State regulators agreed Monday to bar interveners from introducing third-party exhibits at a permit hearing for a wind farm planned in northeastern South Dakota.
The state Public Utilities Commission ruled unanimously for the Dakota Range project proposed in Grant and Codington counties.
The prohibition affects several exhibits from Teresa Kaaz of South Shore and more than 30 exhibits from Kristi Mogen of Twin Brooks.
Mollie Smith, a lawyer for a Minneapolis law firm, sought the ban.
“Like Ms. Kaaz, Ms.
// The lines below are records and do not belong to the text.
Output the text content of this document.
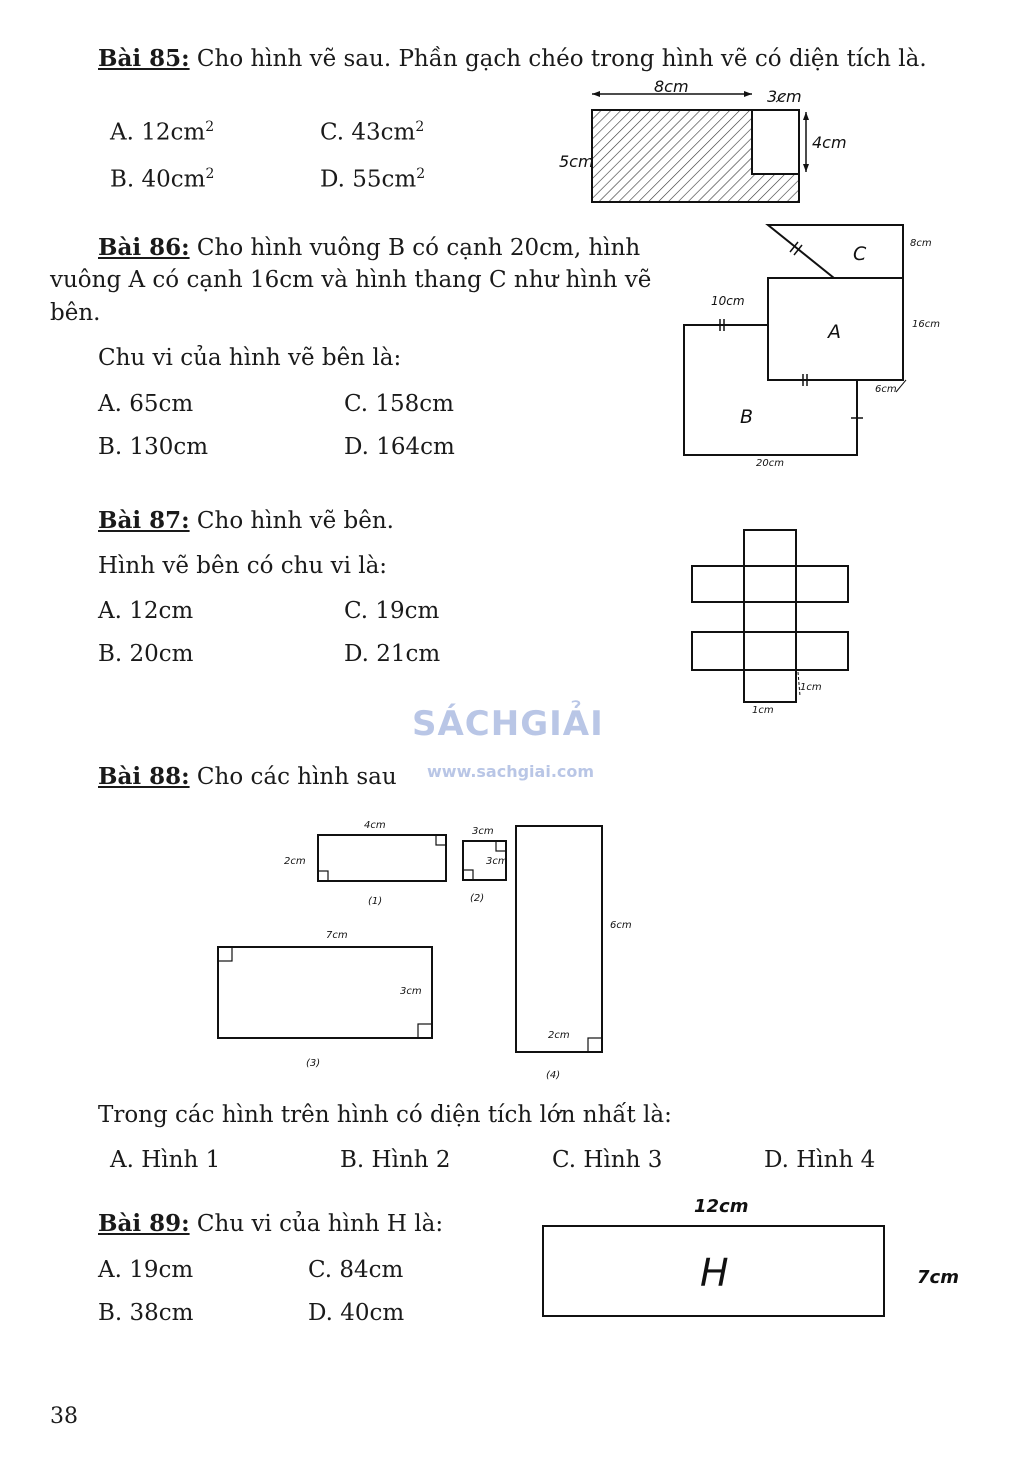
Bài 85: Cho hình vẽ sau. Phần gạch chéo trong hình vẽ có diện tích là.
A. $12cm^2$
B. $40cm^2$
C. $43cm^2$
D. $55cm^2$
8cm
3cm
4cm
5cm
Bài 86: Cho hình vuông B có cạnh 20cm, hình
vuông A có cạnh 16cm và hình thang C như hình vẽ
bên.
Chu vi của hình vẽ bên là:
A. 65cm
B. 130cm
C. 158cm
D. 164cm
C
A
B
8cm
10cm
16cm
6cm
20cm
Bài 87: Cho hình vẽ bên.
Hình vẽ bên có chu vi là:
A. 12cm
B. 20cm
C. 19cm
D. 21cm
1cm
1cm
SÁCHGIẢI
www.sachgiai.com
Bài 88: Cho các hình sau
4cm
2cm
(1)
3cm
3cm
(2)
7cm
3cm
(3)
6cm
2cm
(4)
Trong các hình trên hình có diện tích lớn nhất là:
A. Hình 1	B. Hình 2	C. Hình 3	D. Hình 4
Bài 89: Chu vi của hình H là:
A. 19cm
B. 38cm
C. 84cm
D. 40cm
12cm
7cm
H
38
Mogen does not provide any information indicating she is qualified to offer testimony on any topic other than her personal knowledge and her exhibits go beyond her stated knowledge,” Smith wrote in her request.
The hearing begins June 12. The commission previously ordered interveners and PUC staff have testimony pre-filed May 4. The only interveners who met the deadline were Kaaz and Mogen.
Mogen offered Monday to have other witnesses testify on various exhibits but the commissioners said she was too late.
“This is a difficult issue for the commission,” Commissioner Chris Nelson said.
Nelson said the commission prefers to give lay interveners “every opportunity” to make their points.
But, he continued, there are rules to protect all parties to ensure exhibits are fully factual and all parties have opportunities to question the truthfulness.
“Many of the exhibits don’t meet that legal threshold for admission,” Nelson told Kaaz and Mogen.
The 302-megawatt electricity project, planned by Virginia-based Apex Clean Energy Holdings, would have 72 turbines, an underground collector system and a substation. The facility would connect to the Big Stone South – Ellendale transmission line operated by Otter Tail Power and Montana Dakota Utilities. Cost is estimated at $380 million.
Nelson said the decision banning third-party exhibits wouldn’t cover the personal testimony of Kaaz or Mogen.